If the Northern Lights are shining, you can head to a number of dark spaces. Tjörnin Pond, for instance, is the perfect location for anyone who is staying downtown. It is easy to get to via main roads, and offers a clear view upward, removed from the tightly buildings of the city. Plus, there are plenty of benches and grassy areas for you to relax at while you take in the views.
Personally, my favorite spot to view the Northern Lights is at Skerjafjörður Beach, where you can see the lights over the water. There is a nice paved walking path there, so it is a little safer to navigate in the dark nighttime. Still, watch your step! It does get quite dark. Bring a flashlight, and a buddy.
There’s also the Old Harbour, where you can enjoy the Aurora as it dances over Esja – quite the romantic view. Still, it is a city, and there is a degree of light pollution. Regardless, you can certainly see the lights, especially if the forecast is particularly good. If you happen to be out in the countryside, you’re lucky! Truly, then, just look up.In particular, if you have a chance to go to Seltjarnarnes is a perfect place to see the Northern Lights. Surrounded by water with plenty of walkways, this picturesque peninsula is well known as one of the best places to take in the Aurora. Plus, it’s a lovely place to visit regardless.
If you have a camera, make sure you bring it along. What better souvenir than a photo you took yourself of the Northern Lights? You’ll want to use a slow shutter speed, so boost up that ISO a bit, slow down that shutter as much as you can, and set your camera down on a tripod or steady surface. (For the more serious photographers out there: Are you concerned about the grain from the ISO? Don’t worry about it - you can use a noise reduction tool in your editing software, and boost that clarity).
It really is fun to see how vibrant each photo comes out!
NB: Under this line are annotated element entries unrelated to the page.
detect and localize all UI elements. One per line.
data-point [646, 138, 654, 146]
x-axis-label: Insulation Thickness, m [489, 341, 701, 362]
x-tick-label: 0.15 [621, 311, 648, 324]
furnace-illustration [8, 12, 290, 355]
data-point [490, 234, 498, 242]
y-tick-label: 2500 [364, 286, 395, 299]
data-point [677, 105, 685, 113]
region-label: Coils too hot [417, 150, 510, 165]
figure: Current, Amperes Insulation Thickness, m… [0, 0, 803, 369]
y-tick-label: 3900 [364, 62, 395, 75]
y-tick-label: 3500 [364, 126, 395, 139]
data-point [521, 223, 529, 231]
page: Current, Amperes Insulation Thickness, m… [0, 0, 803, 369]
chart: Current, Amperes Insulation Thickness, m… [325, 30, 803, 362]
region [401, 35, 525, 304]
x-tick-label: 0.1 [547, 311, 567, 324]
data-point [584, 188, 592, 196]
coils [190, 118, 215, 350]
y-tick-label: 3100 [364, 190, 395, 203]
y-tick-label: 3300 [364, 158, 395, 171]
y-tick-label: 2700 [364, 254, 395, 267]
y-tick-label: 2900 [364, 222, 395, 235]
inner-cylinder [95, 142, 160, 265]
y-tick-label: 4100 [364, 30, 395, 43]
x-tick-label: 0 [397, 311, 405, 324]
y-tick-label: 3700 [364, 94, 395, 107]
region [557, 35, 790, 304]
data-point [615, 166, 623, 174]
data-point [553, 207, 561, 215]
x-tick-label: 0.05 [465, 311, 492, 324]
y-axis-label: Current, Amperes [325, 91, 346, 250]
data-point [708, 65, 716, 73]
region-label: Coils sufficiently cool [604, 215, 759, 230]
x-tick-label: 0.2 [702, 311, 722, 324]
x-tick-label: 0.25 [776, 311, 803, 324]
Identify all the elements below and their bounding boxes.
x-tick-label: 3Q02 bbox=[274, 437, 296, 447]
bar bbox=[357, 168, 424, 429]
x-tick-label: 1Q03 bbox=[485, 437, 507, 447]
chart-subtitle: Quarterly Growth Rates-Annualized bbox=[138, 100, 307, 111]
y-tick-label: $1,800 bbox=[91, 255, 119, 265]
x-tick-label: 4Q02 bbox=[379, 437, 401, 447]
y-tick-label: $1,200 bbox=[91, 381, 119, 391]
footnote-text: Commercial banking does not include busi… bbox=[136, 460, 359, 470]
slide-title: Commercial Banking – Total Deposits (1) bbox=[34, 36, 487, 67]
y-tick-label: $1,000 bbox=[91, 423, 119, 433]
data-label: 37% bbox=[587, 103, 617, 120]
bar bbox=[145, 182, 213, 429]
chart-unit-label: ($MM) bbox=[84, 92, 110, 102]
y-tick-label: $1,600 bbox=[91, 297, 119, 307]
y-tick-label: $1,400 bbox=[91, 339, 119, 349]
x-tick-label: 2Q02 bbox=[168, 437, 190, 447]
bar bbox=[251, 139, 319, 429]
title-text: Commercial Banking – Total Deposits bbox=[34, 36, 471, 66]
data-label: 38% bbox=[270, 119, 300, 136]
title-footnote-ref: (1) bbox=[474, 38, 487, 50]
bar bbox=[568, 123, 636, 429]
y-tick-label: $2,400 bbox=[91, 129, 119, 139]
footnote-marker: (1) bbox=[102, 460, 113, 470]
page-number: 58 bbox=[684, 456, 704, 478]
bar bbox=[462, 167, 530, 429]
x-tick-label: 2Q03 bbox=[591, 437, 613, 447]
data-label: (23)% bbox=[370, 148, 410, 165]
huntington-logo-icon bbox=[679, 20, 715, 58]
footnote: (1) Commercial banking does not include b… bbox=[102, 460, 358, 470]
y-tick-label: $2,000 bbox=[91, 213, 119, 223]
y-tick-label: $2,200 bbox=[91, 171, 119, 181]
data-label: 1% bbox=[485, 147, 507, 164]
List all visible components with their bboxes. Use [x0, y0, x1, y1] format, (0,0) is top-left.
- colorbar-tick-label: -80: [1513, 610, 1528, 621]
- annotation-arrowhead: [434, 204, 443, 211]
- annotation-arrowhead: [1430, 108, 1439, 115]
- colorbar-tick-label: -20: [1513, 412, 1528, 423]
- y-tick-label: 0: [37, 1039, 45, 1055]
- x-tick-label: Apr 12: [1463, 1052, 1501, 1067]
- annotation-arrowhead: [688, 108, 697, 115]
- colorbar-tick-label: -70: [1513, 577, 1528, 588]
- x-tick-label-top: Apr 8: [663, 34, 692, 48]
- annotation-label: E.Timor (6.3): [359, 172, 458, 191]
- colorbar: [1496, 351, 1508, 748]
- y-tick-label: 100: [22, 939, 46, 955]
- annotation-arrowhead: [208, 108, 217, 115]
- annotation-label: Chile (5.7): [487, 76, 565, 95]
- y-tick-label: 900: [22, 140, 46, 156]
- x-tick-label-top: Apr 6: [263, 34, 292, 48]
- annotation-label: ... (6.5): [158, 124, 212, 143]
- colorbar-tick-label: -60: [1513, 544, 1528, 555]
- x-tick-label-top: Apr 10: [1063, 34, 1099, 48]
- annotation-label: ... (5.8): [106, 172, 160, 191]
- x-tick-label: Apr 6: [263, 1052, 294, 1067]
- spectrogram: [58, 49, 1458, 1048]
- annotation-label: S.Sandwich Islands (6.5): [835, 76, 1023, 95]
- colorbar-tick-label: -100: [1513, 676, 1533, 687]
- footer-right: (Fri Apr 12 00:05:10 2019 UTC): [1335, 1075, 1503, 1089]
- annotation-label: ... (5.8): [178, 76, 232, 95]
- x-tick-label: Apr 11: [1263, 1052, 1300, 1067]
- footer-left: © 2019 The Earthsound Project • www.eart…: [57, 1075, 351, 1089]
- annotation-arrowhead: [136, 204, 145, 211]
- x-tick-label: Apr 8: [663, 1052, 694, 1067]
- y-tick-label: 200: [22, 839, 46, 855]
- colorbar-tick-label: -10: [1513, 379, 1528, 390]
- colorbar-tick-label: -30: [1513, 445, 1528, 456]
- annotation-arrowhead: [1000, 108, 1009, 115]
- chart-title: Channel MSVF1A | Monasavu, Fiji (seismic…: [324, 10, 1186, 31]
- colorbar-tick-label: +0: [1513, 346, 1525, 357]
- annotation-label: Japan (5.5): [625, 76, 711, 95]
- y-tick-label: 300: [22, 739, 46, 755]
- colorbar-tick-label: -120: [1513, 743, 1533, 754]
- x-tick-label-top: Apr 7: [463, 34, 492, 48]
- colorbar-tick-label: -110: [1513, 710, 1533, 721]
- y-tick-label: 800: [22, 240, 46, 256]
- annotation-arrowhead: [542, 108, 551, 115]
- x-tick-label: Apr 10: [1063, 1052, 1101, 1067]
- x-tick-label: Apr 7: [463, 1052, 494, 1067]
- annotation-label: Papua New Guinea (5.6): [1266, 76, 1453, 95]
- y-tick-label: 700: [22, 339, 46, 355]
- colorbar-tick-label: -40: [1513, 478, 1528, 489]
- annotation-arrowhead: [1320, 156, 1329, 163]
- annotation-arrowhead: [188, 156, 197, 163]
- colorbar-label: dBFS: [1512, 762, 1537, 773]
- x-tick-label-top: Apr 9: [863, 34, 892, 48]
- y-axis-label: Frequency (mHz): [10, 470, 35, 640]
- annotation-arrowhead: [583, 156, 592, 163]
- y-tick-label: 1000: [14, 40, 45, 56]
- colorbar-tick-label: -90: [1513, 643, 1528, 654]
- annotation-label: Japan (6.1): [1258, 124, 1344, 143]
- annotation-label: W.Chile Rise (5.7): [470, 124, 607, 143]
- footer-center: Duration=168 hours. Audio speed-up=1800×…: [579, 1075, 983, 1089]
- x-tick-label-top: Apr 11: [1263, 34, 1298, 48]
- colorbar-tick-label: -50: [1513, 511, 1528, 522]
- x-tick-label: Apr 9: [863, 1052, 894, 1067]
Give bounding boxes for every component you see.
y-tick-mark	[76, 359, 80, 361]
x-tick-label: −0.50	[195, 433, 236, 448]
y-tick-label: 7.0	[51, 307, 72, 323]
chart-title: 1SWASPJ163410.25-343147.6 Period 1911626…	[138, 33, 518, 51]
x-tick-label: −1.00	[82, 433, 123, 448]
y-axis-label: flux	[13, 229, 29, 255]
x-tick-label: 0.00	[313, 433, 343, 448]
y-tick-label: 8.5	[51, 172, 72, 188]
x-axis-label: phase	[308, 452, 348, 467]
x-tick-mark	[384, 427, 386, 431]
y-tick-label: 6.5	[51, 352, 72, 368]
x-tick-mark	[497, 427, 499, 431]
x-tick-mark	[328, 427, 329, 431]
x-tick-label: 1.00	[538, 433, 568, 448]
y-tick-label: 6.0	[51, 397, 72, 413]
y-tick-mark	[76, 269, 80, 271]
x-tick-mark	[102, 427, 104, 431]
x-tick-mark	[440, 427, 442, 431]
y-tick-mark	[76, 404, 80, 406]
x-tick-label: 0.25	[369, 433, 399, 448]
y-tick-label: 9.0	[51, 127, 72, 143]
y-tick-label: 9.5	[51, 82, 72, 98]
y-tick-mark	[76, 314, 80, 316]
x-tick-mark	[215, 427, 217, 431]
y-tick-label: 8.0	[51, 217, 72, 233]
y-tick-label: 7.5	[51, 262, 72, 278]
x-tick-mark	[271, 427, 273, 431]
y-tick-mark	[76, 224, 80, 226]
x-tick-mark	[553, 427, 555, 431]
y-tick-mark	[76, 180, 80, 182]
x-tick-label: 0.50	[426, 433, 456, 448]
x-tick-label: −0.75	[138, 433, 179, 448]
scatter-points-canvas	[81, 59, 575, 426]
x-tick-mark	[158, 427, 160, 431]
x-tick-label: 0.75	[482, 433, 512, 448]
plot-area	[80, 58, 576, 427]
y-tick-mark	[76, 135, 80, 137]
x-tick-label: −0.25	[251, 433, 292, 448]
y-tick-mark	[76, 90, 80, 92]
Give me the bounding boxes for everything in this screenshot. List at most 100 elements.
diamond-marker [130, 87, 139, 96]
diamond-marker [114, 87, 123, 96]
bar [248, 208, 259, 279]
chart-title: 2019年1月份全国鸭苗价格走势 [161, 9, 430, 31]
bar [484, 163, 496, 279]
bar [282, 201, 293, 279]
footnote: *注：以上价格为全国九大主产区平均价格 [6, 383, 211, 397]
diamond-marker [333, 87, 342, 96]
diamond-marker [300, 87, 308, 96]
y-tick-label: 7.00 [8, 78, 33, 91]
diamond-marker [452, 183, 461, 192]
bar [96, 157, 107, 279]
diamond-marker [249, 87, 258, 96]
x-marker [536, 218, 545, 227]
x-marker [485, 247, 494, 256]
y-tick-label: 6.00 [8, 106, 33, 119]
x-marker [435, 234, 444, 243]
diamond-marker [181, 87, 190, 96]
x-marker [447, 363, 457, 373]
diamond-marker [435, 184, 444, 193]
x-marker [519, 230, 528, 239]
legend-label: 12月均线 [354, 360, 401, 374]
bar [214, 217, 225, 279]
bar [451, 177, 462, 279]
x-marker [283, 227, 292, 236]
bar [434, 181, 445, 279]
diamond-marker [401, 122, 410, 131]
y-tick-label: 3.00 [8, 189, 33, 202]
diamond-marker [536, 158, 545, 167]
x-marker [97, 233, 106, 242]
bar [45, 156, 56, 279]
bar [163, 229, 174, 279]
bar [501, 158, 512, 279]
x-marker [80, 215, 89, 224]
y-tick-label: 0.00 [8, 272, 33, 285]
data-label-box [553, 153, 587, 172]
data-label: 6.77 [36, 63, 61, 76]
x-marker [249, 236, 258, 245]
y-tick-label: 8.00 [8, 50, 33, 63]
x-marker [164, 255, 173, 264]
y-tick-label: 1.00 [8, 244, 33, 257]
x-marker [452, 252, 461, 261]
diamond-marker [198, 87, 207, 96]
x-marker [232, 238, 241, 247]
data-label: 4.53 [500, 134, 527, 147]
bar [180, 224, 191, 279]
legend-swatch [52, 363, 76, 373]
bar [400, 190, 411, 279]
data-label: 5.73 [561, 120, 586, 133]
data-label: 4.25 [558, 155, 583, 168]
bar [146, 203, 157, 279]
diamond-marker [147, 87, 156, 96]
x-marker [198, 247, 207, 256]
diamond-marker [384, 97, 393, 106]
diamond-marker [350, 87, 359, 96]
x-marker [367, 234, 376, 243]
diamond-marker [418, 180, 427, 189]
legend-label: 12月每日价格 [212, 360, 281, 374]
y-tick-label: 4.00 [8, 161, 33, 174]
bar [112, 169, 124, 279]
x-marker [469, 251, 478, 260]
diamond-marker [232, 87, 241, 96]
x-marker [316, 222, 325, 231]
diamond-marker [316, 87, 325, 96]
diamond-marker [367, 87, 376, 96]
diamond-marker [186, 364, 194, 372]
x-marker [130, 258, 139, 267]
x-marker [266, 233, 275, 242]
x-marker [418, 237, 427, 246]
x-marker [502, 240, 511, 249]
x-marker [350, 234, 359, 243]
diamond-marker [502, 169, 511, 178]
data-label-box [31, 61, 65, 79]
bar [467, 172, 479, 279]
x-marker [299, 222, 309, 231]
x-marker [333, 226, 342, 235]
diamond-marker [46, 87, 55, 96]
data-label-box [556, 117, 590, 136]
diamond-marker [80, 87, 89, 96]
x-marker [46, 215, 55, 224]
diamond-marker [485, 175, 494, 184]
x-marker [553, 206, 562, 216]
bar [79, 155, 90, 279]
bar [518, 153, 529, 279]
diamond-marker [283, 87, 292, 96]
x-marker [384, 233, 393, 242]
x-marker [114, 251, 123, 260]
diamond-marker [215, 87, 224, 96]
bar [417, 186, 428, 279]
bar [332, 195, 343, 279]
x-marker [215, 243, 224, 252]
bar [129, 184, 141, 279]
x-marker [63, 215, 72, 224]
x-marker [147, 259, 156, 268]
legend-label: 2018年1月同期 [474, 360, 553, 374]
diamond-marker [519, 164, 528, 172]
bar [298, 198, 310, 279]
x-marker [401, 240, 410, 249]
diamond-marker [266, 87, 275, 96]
I’ve seen some people take great phone pictures and even videos, so don’t worry if you don’t have a camera on you or if you aren’t particularly interested in photography. The most important thing, truly, is to be present and enjoy the show. It’s once in a lifetime for some people, and it doesn’t last all night. Take it in, and allow yourself to be mesmerised.
Okay, okay – sometimes, you just want a guided tour. And truly, there are some great options. Guides can take you out of the city and into the dark countryside, where you’ll have a clear sky. They’re experts, and they know when and where to go. Plus, guides are always great to talk with about the natural landscape, history, and culture in Iceland… so if you do have the budget, consider taking a guided tour.
Let me direct you to this Wanderlist, which offers a thorough look at Northern Lights tour options. I’d recommend taking a tour that includes free rescheduling – sometimes, the lights simply don’t want to dance, and you don’t want to waste your money!
Hey, if you miss out on the Aurora, don’t worry. Iceland has plenty to offer aside from the Northern Lights – you really can’t leave disappointed. And remember, you can still head to these cool dark places and look up to enjoy the stars, or the chilly Northern breeze on your face.